Recuerdo que alguien me dijo una vez que olvidar, a veces, es imprescindible para poder seguir hacia adelante. Es verdad que no hacerlo también, pues ya se sabe que quien no conoce su pasado está condenado a repetirlo. Pero para olvidar nos encontramos con el disyuntiva de cómo echamos la mirada hacia atrás, pues toda memoria está construida por recuerdos y olvidos, dramas, emociones…A fin de cuentas nuestras vidas discurren sobre el ligero filo de un hilo en busca del equilibrio entre el olvido y la memoria. También es cierto que el recuerdo vive en nosotros bajo la sombra subjetiva, ya que no hay dos recuerdos iguales a pesar de que dos personas los hayan experimentado de forma similar. Sin embargo, lo verdaderamente relevante es saber olvidar para quedarnos con el buen recuerdo, con el más satisfactorio, pese a que siempre hayamos asumido que el olvido es una condena, ya que el hecho de permanecer es lo óptimo aunque sea mediante el recuerdo, pues siempre tendremos una historia que construir y que recordar y ello no será posible sin la memoria que siempre ha dado fe y, de alguna manera, ha ejercido como notario; un notario que en ocasiones ha abierto las puertas de la interpretación.
A lo largo de nuestros días nos encontramos con costumbres que se dejan olvidar y muchas veces nos hemos planteado el reto de recuperarlas, aunque sea con pocos datos, oficios que el tiempo se ha llevado en su mochila y apenas quedan en las espontáneas tertulias que entretienen el tiempo de lugareños y en los enriquecedores contenidos de las crónicas rurales en las que tampoco se ausentan las mentiras y bulos colectivos que fabrican el olvido. Las actividades desaparecidas han arrastrado con numerosos objetos perdidos en lugares olvidados, objetos y enseres que nadie quiere reclamar o que se reivindican y no se encuentran.

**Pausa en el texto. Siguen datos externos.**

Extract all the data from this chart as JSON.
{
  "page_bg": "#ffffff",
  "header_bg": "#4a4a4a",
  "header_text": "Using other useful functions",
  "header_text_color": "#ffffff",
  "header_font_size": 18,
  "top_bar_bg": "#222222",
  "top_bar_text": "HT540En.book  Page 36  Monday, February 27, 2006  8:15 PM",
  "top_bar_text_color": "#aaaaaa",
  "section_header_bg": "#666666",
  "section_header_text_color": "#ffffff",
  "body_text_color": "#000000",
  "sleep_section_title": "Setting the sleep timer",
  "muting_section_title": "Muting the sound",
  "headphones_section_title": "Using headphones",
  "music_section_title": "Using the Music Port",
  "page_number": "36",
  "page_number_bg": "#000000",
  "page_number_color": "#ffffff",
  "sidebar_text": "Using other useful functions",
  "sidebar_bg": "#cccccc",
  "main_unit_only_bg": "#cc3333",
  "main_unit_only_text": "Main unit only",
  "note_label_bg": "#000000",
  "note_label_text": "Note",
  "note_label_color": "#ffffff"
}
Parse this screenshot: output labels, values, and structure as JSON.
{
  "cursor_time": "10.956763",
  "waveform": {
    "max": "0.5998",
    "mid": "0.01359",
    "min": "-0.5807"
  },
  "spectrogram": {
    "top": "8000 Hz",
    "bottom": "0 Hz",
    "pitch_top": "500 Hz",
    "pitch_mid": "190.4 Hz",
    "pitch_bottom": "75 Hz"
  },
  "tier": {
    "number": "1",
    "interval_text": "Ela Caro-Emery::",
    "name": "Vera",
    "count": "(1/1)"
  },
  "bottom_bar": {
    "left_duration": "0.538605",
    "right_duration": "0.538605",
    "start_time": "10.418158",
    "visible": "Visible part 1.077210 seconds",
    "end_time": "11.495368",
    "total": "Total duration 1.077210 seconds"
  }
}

Esos extintos oficios han perdido su uso por culpa de la tecnología y de los avances científicos; es la otra cara del progreso y del paso del tiempo que junto a los adelantos de la ciencia han desterrado al olvido a profesiones y ocupaciones que antaño fueron esenciales en la vida de nuestros antepasados. Conforman una legión de empleos que con mayor o menor suerte habitan en la memoria de quienes se beneficiaron de ellos. En la quebradiza memoria de quien suscribe se vislumbra la imagen tiznada de Paco, el viejo carbonero de mi urbano barrio nazarí, quien junto a su mujer, Concha, regentaban la última carbonería que hubo en la ciudad, y que todos los días distribuía el carbón por las casas para las cocinas, las estufas y braseros de picón, aquella rudimentaria pero eficiente calefacción que tanto sabañón evitó. Cómo no recordar al lechero que ordeñaba sus cabras y vacas al alba para repartir después le leche en las lecherías o por las casas, a gusto del consumidor, desde un cuartillo hasta lo que se pidiera.
En noches interminables de estudio rememoro el grito de ¡serenoooo!, tras el pitido del silbato que acompañaba a Félix, el sereno de mi distrito, o presiento el tintineo del manojo de llaves de Federico, el sereno madrileño que, chuzo en mano, acudía presto a abrir el inmenso portal de mi residencia universitaria en la capitalina calle de Bravo Murillo. Y cómo olvidar los sencillos y expresivos pregones municipales, a toque de trompetilla y redoblante, que con insuperable maestría ofrecía en mi pueblo Tomás Martínez Castaños, “El Tío Tomás”, pregonero y jefe de municipales. Los materiales sintéticos sepultaron los colchones de lana y con ellos a los colchoneros, quienes, de pueblo en pueblo, vareaban la lana apelmazada. Las compañías de envío de mercancía y los servicios de Correos sustituyeron a los efectivos recaderos, y tres cuartos de lo mismo ha sucedido, por diversos motivos, con los arrieros, carreteros, molineros o bañeros, los actuales socorristas de nuestras playas.
La memoria sonora es más sólida y reciente cuando aún, de tarde en tarde, me tropiezo en cualquier esquina de mi pueblo con el exclusivo reclamo de ¡el afilaoooorrr!, cuyo chiflo se amplifica ahora por medio del megáfono que ha adaptado a su motocicleta, pero ya no goza de tan humana sonoridad. Sólo son algunos de los oficios y costumbres que el tiempo ha destinado a ser olvidos de la memoria.